During the incident, the Italian and Maltese authorities were called. While the RCC Malta took the information, the Italian authorities only notified that the so-called Libyan Coast Guard were operating in the Libyan SAR and then hung up on Seabird 2’s ground crew.
We appeal for an immediate end to any policy, funding or programme from the EU and its member states, especially Italy and Malta, which carries the aim of externalising the duty to render assistance to the so-called Libyan Coast Guard and other Libyan entities. Instead, the EU and its member states shall comply with their duties, including the duties to rescue and disembark people in a place of safety and abide by the principle of non-refoulement.

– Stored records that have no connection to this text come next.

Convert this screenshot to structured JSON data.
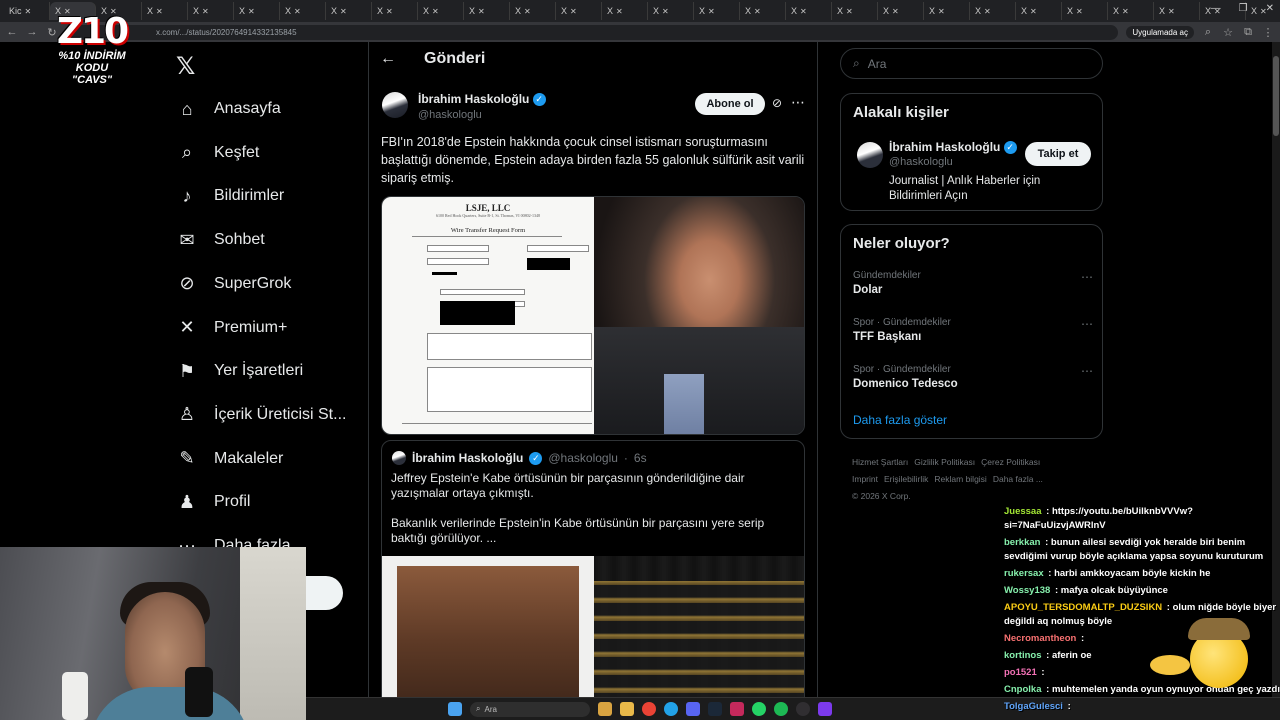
{
  "browser": {
    "tabs": [
      "Kic",
      "X",
      "X",
      "X",
      "X",
      "X",
      "X",
      "X",
      "X",
      "X",
      "X",
      "X",
      "X",
      "X",
      "X",
      "X",
      "X",
      "X",
      "X",
      "X",
      "X",
      "X",
      "X",
      "X",
      "X",
      "X",
      "X",
      "X",
      "xco",
      "X"
    ],
    "url": "x.com/.../status/2020764914332135845",
    "apps_label": "Uygulamada aç"
  },
  "overlay": {
    "logo_text": "Z10",
    "promo_line1": "%10 İNDİRİM KODU",
    "promo_line2": "\"CAVS\""
  },
  "nav": {
    "items": [
      {
        "label": "Anasayfa",
        "icon": "home-icon"
      },
      {
        "label": "Keşfet",
        "icon": "search-icon"
      },
      {
        "label": "Bildirimler",
        "icon": "bell-icon"
      },
      {
        "label": "Sohbet",
        "icon": "mail-icon"
      },
      {
        "label": "SuperGrok",
        "icon": "grok-icon"
      },
      {
        "label": "Premium+",
        "icon": "x-icon"
      },
      {
        "label": "Yer İşaretleri",
        "icon": "bookmark-icon"
      },
      {
        "label": "İçerik Üreticisi St...",
        "icon": "creator-icon"
      },
      {
        "label": "Makaleler",
        "icon": "article-icon"
      },
      {
        "label": "Profil",
        "icon": "person-icon"
      },
      {
        "label": "Daha fazla",
        "icon": "more-icon"
      }
    ]
  },
  "post": {
    "header_title": "Gönderi",
    "author_name": "İbrahim Haskoloğlu",
    "author_handle": "@haskologlu",
    "subscribe_label": "Abone ol",
    "text": "FBI'ın 2018'de Epstein hakkında çocuk cinsel istismarı soruşturmasını başlattığı dönemde, Epstein adaya birden fazla 55 galonluk sülfürik asit varili sipariş etmiş.",
    "document": {
      "company": "LSJE, LLC",
      "address": "6100 Red Hook Quarters, Suite B-1, St. Thomas, VI 00802-1348",
      "form_title": "Wire Transfer Request Form"
    },
    "quote": {
      "author_name": "İbrahim Haskoloğlu",
      "author_handle": "@haskologlu",
      "time": "6s",
      "text1": "Jeffrey Epstein'e Kabe örtüsünün bir parçasının gönderildiğine dair yazışmalar ortaya çıkmıştı.",
      "text2": "Bakanlık verilerinde Epstein'in Kabe örtüsünün bir parçasını yere serip baktığı görülüyor. ..."
    }
  },
  "right": {
    "search_placeholder": "Ara",
    "related_title": "Alakalı kişiler",
    "related_person": {
      "name": "İbrahim Haskoloğlu",
      "handle": "@haskologlu",
      "bio": "Journalist | Anlık Haberler için Bildirimleri Açın",
      "follow_label": "Takip et"
    },
    "trending_title": "Neler oluyor?",
    "trends": [
      {
        "category": "Gündemdekiler",
        "title": "Dolar"
      },
      {
        "category": "Spor · Gündemdekiler",
        "title": "TFF Başkanı"
      },
      {
        "category": "Spor · Gündemdekiler",
        "title": "Domenico Tedesco"
      }
    ],
    "show_more": "Daha fazla göster",
    "footer": [
      "Hizmet Şartları",
      "Gizlilik Politikası",
      "Çerez Politikası",
      "Imprint",
      "Erişilebilirlik",
      "Reklam bilgisi",
      "Daha fazla ...",
      "© 2026 X Corp."
    ]
  },
  "chat": [
    {
      "user": "Juessaa",
      "color": "#a3e635",
      "msg": "https://youtu.be/bUilknbVVVw?si=7NaFuUizvjAWRlnV"
    },
    {
      "user": "berkkan",
      "color": "#86efac",
      "msg": "bunun ailesi sevdiği yok heralde biri benim sevdiğimi vurup böyle açıklama yapsa soyunu kuruturum"
    },
    {
      "user": "rukersax",
      "color": "#86efac",
      "msg": "harbi amkkoyacam böyle kickin he"
    },
    {
      "user": "Wossy138",
      "color": "#86efac",
      "msg": "mafya olcak büyüyünce"
    },
    {
      "user": "APOYU_TERSDOMALTP_DUZSIKN",
      "color": "#facc15",
      "msg": "olum niğde böyle biyer değildi aq nolmuş böyle"
    },
    {
      "user": "Necromantheon",
      "color": "#f87171",
      "msg": ""
    },
    {
      "user": "kortinos",
      "color": "#86efac",
      "msg": "aferin oe"
    },
    {
      "user": "po1521",
      "color": "#f472b6",
      "msg": ""
    },
    {
      "user": "Cnpolka",
      "color": "#86efac",
      "msg": "muhtemelen yanda oyun oynuyor ondan geç yazdı"
    },
    {
      "user": "TolgaGulesci",
      "color": "#60a5fa",
      "msg": ""
    }
  ],
  "taskbar": {
    "search_label": "Ara"
  }
}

- 1 Since 2017, together with the Swiss NGO Humanitarian Pilots Initiative, Sea-Watch monitors the Central Mediterranean Sea with its aircraft Seabird 1 and Seabird 2.
- 2 These numbers are based upon the estimations of Seabird 2’s crews as well as numbers which the initiatives Watch The Med – Alarm Phone, SAR NGOs and Mediterranean Hope-FCEI have provided to us.
- 3 The Louise Michel is operated by the collective Louise Michel.
- 4 The Ocean Viking is operated by the NGO SOS MEDITERRANEE.
- 5 The Life Support is operated by the NGO EMERGENCY.
- 6 The boats described likely arrived to Lampedusa, Italy. Unfortunately however due to the high volume of arrivals during these days, a cross-matching of cases remained impossible.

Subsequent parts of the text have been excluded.